Addy suffers from agoraphobia, the fear of open spaces, of leaving the security of one’s home/house/enclosed space to enter into the wide world. She moves to Winnipeg with her mother, who is running from a messy separation, and finds herself in a run-down boarding house, with a “storage” room that makes strange sounds. The strange sounds turn out to be the natural, if exotic, sounds of a African Gray parrot, left by the previous owner of the house. The previous owner, however, provides the paranormal aspect I was waiting for. Lotta Engel had in her old age suffered from agoraphobia, but her tragic story had deeper roots, roots that did not let her soul rest after death. Through the heightened emotional attunement that her condition creates, Addy taps into Lotta’s soul’s distress, and by helping Lotta find peace, Addy ultimately helps herself.
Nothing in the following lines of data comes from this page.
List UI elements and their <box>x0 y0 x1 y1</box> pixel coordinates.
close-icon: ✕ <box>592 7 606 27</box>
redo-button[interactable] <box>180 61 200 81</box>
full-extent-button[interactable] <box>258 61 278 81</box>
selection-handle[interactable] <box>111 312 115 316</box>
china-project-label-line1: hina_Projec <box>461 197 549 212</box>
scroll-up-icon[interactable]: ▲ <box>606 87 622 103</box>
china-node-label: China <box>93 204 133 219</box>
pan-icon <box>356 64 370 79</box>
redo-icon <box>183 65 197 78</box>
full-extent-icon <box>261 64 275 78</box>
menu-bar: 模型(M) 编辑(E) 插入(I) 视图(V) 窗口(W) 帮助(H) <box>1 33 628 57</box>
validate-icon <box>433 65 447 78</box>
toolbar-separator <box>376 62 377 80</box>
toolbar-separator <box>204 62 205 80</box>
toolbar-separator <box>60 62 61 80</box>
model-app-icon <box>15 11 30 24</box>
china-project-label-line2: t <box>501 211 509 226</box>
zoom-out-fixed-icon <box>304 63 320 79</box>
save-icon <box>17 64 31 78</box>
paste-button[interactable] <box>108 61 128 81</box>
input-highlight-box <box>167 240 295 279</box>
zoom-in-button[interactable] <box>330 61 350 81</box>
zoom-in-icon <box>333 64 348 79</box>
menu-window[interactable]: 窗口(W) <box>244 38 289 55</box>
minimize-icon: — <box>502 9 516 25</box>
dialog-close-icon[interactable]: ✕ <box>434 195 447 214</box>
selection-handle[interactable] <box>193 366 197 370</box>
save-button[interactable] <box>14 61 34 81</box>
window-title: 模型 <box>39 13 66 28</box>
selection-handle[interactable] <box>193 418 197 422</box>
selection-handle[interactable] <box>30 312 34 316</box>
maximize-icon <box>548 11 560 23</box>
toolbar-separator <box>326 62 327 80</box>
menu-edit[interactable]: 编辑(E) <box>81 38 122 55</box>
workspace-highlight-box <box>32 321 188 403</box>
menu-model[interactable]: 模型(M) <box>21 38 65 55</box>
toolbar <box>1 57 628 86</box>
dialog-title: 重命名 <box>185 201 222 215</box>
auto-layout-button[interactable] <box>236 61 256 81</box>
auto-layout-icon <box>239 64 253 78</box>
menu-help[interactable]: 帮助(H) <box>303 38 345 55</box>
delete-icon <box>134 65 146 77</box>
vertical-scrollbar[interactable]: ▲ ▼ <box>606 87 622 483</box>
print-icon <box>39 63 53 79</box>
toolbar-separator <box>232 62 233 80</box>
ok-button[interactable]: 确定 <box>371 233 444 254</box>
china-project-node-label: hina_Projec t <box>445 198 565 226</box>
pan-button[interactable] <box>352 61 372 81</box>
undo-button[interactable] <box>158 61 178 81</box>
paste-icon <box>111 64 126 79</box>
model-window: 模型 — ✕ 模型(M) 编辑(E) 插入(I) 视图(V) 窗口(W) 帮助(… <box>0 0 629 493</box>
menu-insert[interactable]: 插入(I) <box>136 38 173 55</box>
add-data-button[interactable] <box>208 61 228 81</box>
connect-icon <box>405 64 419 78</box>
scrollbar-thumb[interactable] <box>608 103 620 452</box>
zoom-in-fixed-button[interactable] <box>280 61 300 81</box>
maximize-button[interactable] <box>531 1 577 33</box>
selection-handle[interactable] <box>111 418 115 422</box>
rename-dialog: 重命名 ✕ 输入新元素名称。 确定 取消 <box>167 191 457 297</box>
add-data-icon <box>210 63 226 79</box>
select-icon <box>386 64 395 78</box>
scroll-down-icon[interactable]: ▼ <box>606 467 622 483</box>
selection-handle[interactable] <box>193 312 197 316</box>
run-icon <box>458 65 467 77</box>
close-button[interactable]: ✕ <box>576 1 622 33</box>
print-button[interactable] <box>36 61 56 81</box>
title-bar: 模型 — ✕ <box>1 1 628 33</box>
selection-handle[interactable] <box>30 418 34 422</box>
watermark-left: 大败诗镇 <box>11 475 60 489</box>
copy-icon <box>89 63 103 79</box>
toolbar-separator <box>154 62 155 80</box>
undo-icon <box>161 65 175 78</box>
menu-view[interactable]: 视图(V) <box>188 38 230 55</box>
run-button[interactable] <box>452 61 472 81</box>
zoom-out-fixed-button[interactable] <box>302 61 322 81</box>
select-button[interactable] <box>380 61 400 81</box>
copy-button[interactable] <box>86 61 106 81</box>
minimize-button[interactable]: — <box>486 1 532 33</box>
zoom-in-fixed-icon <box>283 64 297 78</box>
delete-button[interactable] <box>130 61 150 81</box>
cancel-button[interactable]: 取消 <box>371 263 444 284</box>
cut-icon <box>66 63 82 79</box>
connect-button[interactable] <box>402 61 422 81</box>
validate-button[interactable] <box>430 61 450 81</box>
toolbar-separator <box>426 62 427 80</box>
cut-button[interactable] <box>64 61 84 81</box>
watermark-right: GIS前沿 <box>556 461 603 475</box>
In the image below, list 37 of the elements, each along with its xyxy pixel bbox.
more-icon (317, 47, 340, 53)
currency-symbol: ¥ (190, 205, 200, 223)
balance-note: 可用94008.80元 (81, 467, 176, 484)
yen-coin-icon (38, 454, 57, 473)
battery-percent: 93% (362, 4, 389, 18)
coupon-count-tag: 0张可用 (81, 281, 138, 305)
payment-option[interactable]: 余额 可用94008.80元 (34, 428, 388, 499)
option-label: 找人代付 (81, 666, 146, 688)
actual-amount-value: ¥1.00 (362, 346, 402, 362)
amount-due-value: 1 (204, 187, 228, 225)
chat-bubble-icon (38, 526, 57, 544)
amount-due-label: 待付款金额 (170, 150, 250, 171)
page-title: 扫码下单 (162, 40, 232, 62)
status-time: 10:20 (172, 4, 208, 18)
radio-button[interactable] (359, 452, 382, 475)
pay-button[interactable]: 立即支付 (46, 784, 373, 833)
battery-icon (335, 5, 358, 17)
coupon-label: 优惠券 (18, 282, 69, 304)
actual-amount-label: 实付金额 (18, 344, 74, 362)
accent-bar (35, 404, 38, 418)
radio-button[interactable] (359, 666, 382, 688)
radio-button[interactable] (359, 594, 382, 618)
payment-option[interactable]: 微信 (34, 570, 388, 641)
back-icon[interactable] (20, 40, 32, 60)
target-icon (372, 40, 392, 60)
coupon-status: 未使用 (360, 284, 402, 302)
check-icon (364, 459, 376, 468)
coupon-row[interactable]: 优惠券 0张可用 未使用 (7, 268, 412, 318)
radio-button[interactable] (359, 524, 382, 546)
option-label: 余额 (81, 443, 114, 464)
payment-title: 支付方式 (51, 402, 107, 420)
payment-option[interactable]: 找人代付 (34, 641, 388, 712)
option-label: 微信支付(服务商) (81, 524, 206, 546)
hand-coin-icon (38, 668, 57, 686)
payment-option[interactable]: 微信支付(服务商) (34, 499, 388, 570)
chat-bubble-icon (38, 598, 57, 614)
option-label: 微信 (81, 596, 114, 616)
This might seem a simplistic relation of cause and effect, but Buffie has once again created an intricate mosaic of personalities, souls, emotional planes for her characters to embody or inhabit. The ghostly Lotta begs Addy to finish her life’s-work; Page, another border, is caught in an abusive relationship; Harmon, the seemingly lower-class land-lord, is attracted to Addy’s mother, who returns his respect and affection; Harmon’s son Sean is attracted to Addy; Addy is wary of everyone except Page, trusting her intimate acquaintances as little as she trusts the outside world. This complex web of relationships plays out against the internal monologue that is Addy’s mental and emotional state as she struggles with her own affliction and the reality of a world that expects teenagers to attend school, go shopping for their mothers, and generally maintain a social presence in the world. The narrative effect is brilliant, and the reader comes away from the story with a fundamental understanding of how it must feel to suffer from the anxiety that agoraphobia creates, and how hard it is for the world to understand an anxiety that is primarily internal, an anxiety of inaction. Through her undeniable affection for both Page and her mother—and her involvement in Lotta’s history—Addy manages to find the strength to begin to overcome her fears. At the end of the novel, though, her healing has only begun. Buffie is honest in asserting that emotional traumas are not overcome through one monumental incident, but take years of hard work on the part of the sufferer. Through her involvement in the lives of those around her, Addy has taken the first steps on that road; as readers, we trust that the people she loves will support her as she moves towards a fuller healing. Would that all sufferers of agoraphobia and other anxieties had as strong a support system for their journeys.